La parole à la réalisatrice Dima El-Horr : "trois femmes figées dans un contexte social et politique très tendu, où rien ne bouge, de peur d'une catastrophe imminente. Les différents événements ne révèlent que la rigidité de la situation, les empêchant de réagir, d'évoluer, de se développer. A l'instar des héroïnes de ce film, les libanais n'ont pas les moyens de changer, mais nous savons nous amuser dans un monde où notre vie ne pèse pas lourd. Nous vivons aujourd'hui dans une région dévastée par des guerres perpetuellement renouvelées, incapables de jouer un rôle efficace dans une vie politique défaillante. Nous ne pouvons que faire appel à notre imaginaire comme alternative à un paysage en noir & blanc. Pour nous, le cinéma est une petite lucarne à travers laquelle nous exposons certaine de nos pensées, de nos obessions et de nos craintes. Ces femmes ne sont ni optimistes ni pessimistes, elles attendent simplement un miracle, comme nous...Mais les miracles existent-ils vraiment ?"
"L'histoire de la guerre civile au Liban n'est pas réglée.
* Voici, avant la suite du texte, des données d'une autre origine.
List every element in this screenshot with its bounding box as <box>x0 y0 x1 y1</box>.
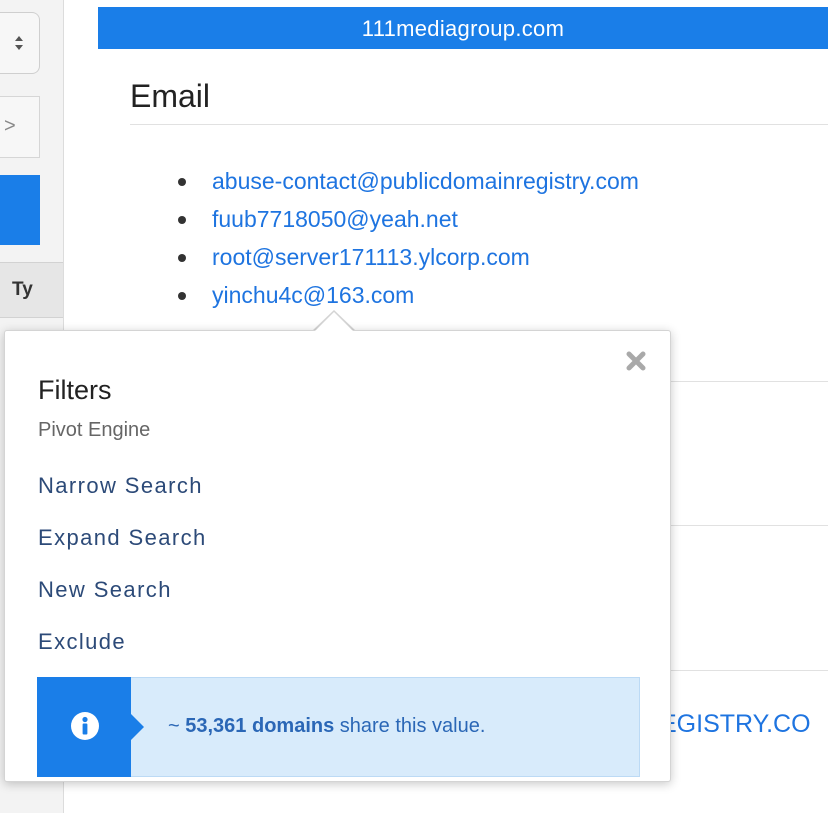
email-link[interactable]: yinchu4c@163.com <box>176 278 639 316</box>
chevron-right-icon: > <box>4 115 16 137</box>
info-count: 53,361 domains <box>185 715 335 737</box>
email-list: abuse-contact@publicdomainregistry.com f… <box>176 164 639 316</box>
divider <box>130 124 828 125</box>
registrar-link[interactable]: EGISTRY.CO <box>660 710 811 739</box>
sort-select[interactable] <box>0 12 40 74</box>
primary-button[interactable] <box>0 175 40 245</box>
info-prefix: ~ <box>168 715 186 737</box>
expand-search-link[interactable]: Expand Search <box>38 525 207 551</box>
popover-arrow <box>314 312 354 332</box>
domain-header: 111mediagroup.com <box>98 7 828 49</box>
column-header-label: Ty <box>12 279 33 300</box>
popover-subtitle: Pivot Engine <box>38 419 151 441</box>
email-link[interactable]: fuub7718050@yeah.net <box>176 202 639 240</box>
new-search-link[interactable]: New Search <box>38 577 172 603</box>
info-text: ~ 53,361 domains share this value. <box>168 715 485 738</box>
email-link[interactable]: abuse-contact@publicdomainregistry.com <box>176 164 639 202</box>
column-header-type[interactable]: Ty <box>0 262 63 318</box>
sort-icon <box>15 36 23 50</box>
filters-popover: Filters Pivot Engine Narrow Search Expan… <box>4 330 671 782</box>
email-link[interactable]: root@server171113.ylcorp.com <box>176 240 639 278</box>
info-banner-side <box>37 677 144 777</box>
narrow-search-link[interactable]: Narrow Search <box>38 473 203 499</box>
close-icon[interactable] <box>622 347 650 375</box>
info-suffix: share this value. <box>334 715 486 737</box>
info-banner: ~ 53,361 domains share this value. <box>37 677 640 777</box>
next-page-button[interactable]: > <box>0 96 40 158</box>
section-title: Email <box>130 78 211 114</box>
popover-title: Filters <box>38 375 112 405</box>
exclude-link[interactable]: Exclude <box>38 629 126 655</box>
info-icon <box>71 712 99 740</box>
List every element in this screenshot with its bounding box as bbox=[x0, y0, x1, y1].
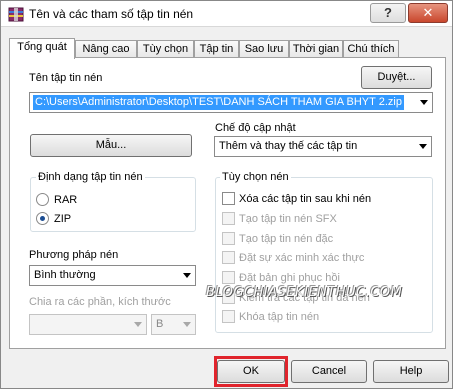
title-bar[interactable]: Tên và các tham số tập tin nén ? ✕ bbox=[1, 1, 452, 27]
compression-method-label: Phương pháp nén bbox=[29, 249, 119, 261]
chevron-down-icon[interactable] bbox=[419, 144, 427, 149]
split-unit-select[interactable]: B bbox=[151, 314, 196, 335]
archiving-options-title: Tùy chọn nén bbox=[220, 171, 291, 183]
browse-button[interactable]: Duyệt... bbox=[361, 66, 432, 89]
window-title: Tên và các tham số tập tin nén bbox=[29, 7, 194, 21]
radio-rar[interactable] bbox=[36, 193, 49, 206]
tab-time[interactable]: Thời gian bbox=[289, 40, 343, 58]
update-mode-label: Chế độ cập nhật bbox=[215, 122, 296, 134]
split-volumes-label: Chia ra các phần, kích thước bbox=[29, 296, 171, 308]
tab-files[interactable]: Tập tin bbox=[194, 40, 239, 58]
archive-path-value: C:\Users\Administrator\Desktop\TEST\DANH… bbox=[33, 95, 404, 110]
tab-comment[interactable]: Chú thích bbox=[343, 40, 399, 58]
checkbox-authenticity[interactable] bbox=[222, 251, 235, 264]
chevron-down-icon[interactable] bbox=[420, 100, 428, 105]
close-button[interactable]: ✕ bbox=[408, 3, 448, 23]
option-label: Khóa tập tin nén bbox=[239, 311, 320, 323]
option-label: Đặt sự xác minh xác thực bbox=[239, 252, 365, 264]
ok-button[interactable]: OK bbox=[217, 360, 285, 383]
compression-method-value: Bình thường bbox=[34, 269, 96, 281]
split-size-input[interactable] bbox=[29, 314, 147, 335]
chevron-down-icon[interactable] bbox=[183, 273, 191, 278]
tab-advanced[interactable]: Nâng cao bbox=[75, 40, 137, 58]
dialog-window: Tên và các tham số tập tin nén ? ✕ Tổng … bbox=[0, 0, 453, 389]
tab-general[interactable]: Tổng quát bbox=[9, 38, 75, 59]
checkbox-delete-after[interactable] bbox=[222, 192, 235, 205]
option-label: Tạo tập tin nén SFX bbox=[239, 213, 337, 225]
chevron-down-icon[interactable] bbox=[183, 322, 191, 327]
split-unit-value: B bbox=[156, 318, 164, 330]
archive-name-label: Tên tập tin nén bbox=[29, 72, 103, 84]
option-label: Xóa các tập tin sau khi nén bbox=[239, 193, 372, 205]
title-help-button[interactable]: ? bbox=[370, 3, 406, 23]
profiles-button[interactable]: Mẫu... bbox=[30, 134, 192, 157]
compression-method-select[interactable]: Bình thường bbox=[29, 265, 196, 286]
checkbox-solid[interactable] bbox=[222, 232, 235, 245]
chevron-down-icon[interactable] bbox=[134, 322, 142, 327]
radio-zip-label: ZIP bbox=[54, 213, 72, 225]
winrar-icon bbox=[8, 7, 24, 22]
tab-backup[interactable]: Sao lưu bbox=[239, 40, 289, 58]
checkbox-sfx[interactable] bbox=[222, 212, 235, 225]
checkbox-lock[interactable] bbox=[222, 310, 235, 323]
radio-zip[interactable] bbox=[36, 212, 49, 225]
radio-rar-label: RAR bbox=[54, 194, 78, 206]
update-mode-select[interactable]: Thêm và thay thế các tập tin bbox=[214, 136, 432, 157]
watermark-text: BLOGCHIASEKIENTHUC.COM bbox=[206, 285, 403, 300]
format-group-title: Định dạng tập tin nén bbox=[36, 171, 145, 183]
tab-options[interactable]: Tùy chọn bbox=[137, 40, 194, 58]
help-button[interactable]: Help bbox=[373, 360, 449, 383]
general-panel: Tên tập tin nén Duyệt... C:\Users\Admini… bbox=[9, 57, 446, 349]
archive-name-combo[interactable]: C:\Users\Administrator\Desktop\TEST\DANH… bbox=[29, 92, 433, 113]
option-label: Đặt bản ghi phục hồi bbox=[239, 272, 340, 284]
checkbox-recovery-record[interactable] bbox=[222, 271, 235, 284]
cancel-button[interactable]: Cancel bbox=[291, 360, 367, 383]
update-mode-value: Thêm và thay thế các tập tin bbox=[219, 140, 358, 152]
option-label: Tạo tập tin nén đặc bbox=[239, 233, 334, 245]
tab-strip: Tổng quát Nâng cao Tùy chọn Tập tin Sao … bbox=[9, 38, 449, 59]
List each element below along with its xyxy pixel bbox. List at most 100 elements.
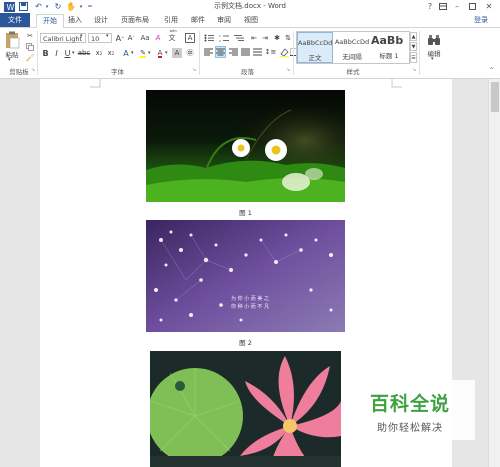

Car il n'y a jamais eu de réel dialogue entre les différentes factions. Il n'y a jamais eu d'explication claire sur ce qui s'est vraiment passé pendant cette guerre, pourquoi elle a commencé, pourquoi elle s'est terminée... Contrairement à d'autres pays, il n'y a pas eu de commission "vérité et réconciliation" explique Dima El-Horr. De 1975 à 1990, le Liban fut en proie à une terrible guerre civile, qui aurait fait environ 150.000 morts, 17000 disparus et des centaines de millier d'exilés et de déplacés. Depuis l'accord intercommunautaire de Taef (Arabie Saoudite) en 1990 qui mis fin à la guerre, le pays est régulièrement victime d'instabilités politiques et sociales chroniques, largement entretenues par les assassinats ciblés d'opposants et leaders politiques comme celui du premier ministre Rafik Hariri le 14 février 2005 à Beyrouth. En 2006 éclata un conflit israélo-libanais, dans lequel Tsahal (armée israélienne), les combattants du Hezbollah et dans une certaine mesure l'armée libanaise s'affrontèrent. Le bilan officiel fait état d'environ 1400 morts civils, et 4409 blessés civils. Les pertes militaires sont beaucoup plus difficiles à évaluer; chacune des forces en présence minimisant ses pertes. Néanmoins, on estime à au moins 230 le nombre de militaires tués, toutes factions confondues.
Chaque jour est une fête est avant tout ancré dans un univers très féminin. Mais Dima El-Horr se défend d'avoir voulu faire un film féministe. Elle explique la nuance : "ce film est proche de ma réalité quotidienne. Mes personnages ont été inspirés par des femmes de mon entourage. Mais ce n'est pas un film féministe. Je ne suis pas le porte-parole de la femme libanaise et je n'essaye surtout pas de victimiser mes personnages en assénant une morale ou un message militant. J'observe, je raconte, je montre... Libre à chacun de juger.Ces trois femmes sont des individus à part entière, chacune étant marquée à sa manière par l'Histoire du pays, les guerres vécues et une société libanaise à dominante masculine". Et d'ajouter : "Depuis l'Odyssée, c'est l'homme qui part faire la guerre et meurt... Et les femmes sont condamnées àvivre avec leurs fantômes. Les morts ressurgissent, réapparaissent à travers leurs rêves et leurs cauchemars et trouvent toujours une manière d'exister en elles".
Incarnant "la femme qui veut divorcer", Manal Khader fut révélée en 2002 dans Intervention divine du cinéaste palestinien Elia Suleiman. Le film reçut le Grand Prix du Jury et le Prix de la Critique internationale (Fipresci)à Cannes en 2002.
Dima El-Horr a co-écrit le scénario du film avec Rabih Mroué, un metteur en scène de théâtre libanais très réputé. Ses mises en scène se situent entre la fiction et la réalité, incorporant des éléments informatifs, notamment sur le contexte politique et social du Liban. Dima El-Horr explique ce choix : "C'est notre troisième collaboration avec Rabih. Pour nous, écrire ce film –qui est mon premier long métrage- voulait dire ne pas tricher. L'authenticité de notre propos prend ses racines dans la réalité du quotidien d'un Liban à la conjoncture sociopolitique aliénante. Notre vécu, le mien en particulier, s'est imposé comme une nécessité, pour pouvoir réussir à parler de celui des autres. Il a donc fallu se confronter à notre propre réalité. Cette expérience profonde d'introspection m'a permis d'affronter mes obsessions dues aux années de guerres et de prendre conscience de la violence de leurs impacts sur moi et sur toute une population. J'ai donc voulu parler essentiellement de choses très profondément enfouies en moi et qui me constituent".